The RISC-V Foundation has released the agenda for its RISC-V Workshop Zurich, to be held on the 11th-13th of June as part of the larger Week of Open Source Hardware (WOSH).

Following its call for speakers, which closed back in February, the RISC-V Foundation has firmed up the schedule for the three-day RISC-V Workshop Zurich 2019 – though only the first two of these days are open to the general public, with the latter being reserved for RISC-V Foundation members.

The agenda includes a keynote speech from Luca Benini, professor at host ETH Zurich, on RISC-V’s potential for energy-efficient computing spanning the spectrum from microwatt embedded systems to exascale supercomputers; official updates from RISC-V Foundation members Krste Asanovic and Ted Marena as well as representatives of the RISC-V Technical Committee; updates on projects including OpenPiton+Ariane, Efabless’ Raven, the PUMP-NN neural network library, the space-qualified Klessydra RISC-V microcontroller, and a talk on how to squeeze eight RISC-V cores into a $38 FPGA development board by Olof Kindgren; a look at the OpenSBI as well as a secure bootloader, protecting RISC-V processors from physical attacks, a look at an intrinsically secure RISC-V processor from Olivier Savry and Thomas Hiscock, and Helena Handschuh on an open source approach to system security; updates on open-source compiler toolchains, RISC-V development via QEMU, and development with FreeRTOS; a look at the debug and trace capabilities in the SweRV core from Western Digital; formal verification of the PULPino core; and a look at RISC-V commercial implementations from SiFive, CloudBEAR, and Syntacore.

The event schedule also includes room for networking and blocks of time for 60-second poster sessions.
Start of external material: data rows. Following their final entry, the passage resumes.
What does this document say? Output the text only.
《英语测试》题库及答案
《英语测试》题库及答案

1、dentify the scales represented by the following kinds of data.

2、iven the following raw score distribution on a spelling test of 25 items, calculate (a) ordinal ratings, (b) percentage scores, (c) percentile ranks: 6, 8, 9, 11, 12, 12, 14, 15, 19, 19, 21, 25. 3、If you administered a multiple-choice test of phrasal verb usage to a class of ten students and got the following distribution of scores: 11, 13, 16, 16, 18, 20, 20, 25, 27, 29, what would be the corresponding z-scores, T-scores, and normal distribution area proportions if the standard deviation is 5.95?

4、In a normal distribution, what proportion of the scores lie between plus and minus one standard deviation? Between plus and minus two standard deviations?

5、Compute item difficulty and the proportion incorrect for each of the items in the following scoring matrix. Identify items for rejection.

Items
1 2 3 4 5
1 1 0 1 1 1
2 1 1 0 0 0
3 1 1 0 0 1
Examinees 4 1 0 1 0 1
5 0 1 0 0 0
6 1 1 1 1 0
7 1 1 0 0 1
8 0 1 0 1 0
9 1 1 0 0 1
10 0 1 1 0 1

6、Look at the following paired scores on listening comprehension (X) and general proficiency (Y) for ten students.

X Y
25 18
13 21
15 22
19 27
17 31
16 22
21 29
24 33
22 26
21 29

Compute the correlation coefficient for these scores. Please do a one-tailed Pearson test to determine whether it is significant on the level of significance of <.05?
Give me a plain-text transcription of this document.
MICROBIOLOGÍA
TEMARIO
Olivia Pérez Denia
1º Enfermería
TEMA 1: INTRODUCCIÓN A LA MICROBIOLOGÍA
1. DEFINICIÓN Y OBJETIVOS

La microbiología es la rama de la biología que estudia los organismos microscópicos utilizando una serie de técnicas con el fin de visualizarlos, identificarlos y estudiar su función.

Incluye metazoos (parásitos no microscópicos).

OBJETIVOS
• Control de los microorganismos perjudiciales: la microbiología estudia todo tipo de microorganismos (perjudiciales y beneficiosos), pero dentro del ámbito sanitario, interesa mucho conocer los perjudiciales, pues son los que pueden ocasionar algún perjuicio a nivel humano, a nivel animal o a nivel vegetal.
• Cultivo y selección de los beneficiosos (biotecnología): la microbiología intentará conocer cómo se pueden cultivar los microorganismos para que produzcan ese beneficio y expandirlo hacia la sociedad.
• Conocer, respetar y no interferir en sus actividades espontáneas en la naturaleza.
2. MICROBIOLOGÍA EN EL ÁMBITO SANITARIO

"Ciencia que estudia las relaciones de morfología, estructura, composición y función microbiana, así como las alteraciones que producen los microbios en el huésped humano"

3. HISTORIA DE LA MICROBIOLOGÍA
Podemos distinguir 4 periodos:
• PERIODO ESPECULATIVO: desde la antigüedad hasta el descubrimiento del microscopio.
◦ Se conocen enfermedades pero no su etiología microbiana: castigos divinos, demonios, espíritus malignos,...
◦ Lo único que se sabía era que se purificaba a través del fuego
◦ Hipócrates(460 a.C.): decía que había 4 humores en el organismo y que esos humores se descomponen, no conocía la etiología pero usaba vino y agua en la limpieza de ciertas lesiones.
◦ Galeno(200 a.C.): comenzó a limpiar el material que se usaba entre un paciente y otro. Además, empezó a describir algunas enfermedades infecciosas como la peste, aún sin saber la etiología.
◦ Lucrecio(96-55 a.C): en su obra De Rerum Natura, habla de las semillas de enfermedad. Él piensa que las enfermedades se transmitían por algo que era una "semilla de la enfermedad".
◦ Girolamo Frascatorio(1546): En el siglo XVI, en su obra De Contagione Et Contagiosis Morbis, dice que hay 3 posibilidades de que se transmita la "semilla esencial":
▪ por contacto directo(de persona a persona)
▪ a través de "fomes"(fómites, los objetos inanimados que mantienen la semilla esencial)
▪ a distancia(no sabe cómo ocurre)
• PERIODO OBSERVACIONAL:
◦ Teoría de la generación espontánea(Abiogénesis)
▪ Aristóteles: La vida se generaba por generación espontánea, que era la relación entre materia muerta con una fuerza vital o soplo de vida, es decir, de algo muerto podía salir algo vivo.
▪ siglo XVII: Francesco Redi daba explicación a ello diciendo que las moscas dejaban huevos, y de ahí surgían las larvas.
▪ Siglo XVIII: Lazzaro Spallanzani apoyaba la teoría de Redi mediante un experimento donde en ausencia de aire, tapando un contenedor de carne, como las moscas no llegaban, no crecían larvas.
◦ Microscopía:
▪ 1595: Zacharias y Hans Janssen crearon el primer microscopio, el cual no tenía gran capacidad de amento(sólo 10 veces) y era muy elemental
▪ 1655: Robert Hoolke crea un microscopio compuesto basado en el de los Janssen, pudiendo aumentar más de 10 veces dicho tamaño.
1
The third day, meanwhile, is open to RISC-V Foundation members only, and does not yet have a schedule posted publicly.

The full schedule, along with a link to book tickets to attend the event, can be found on the official website. Details on additional events following the RISC-V Workshop Zurich as part of the broader Week of Open Source Hardware, meanwhile, can be found on the FOSSi Foundation website.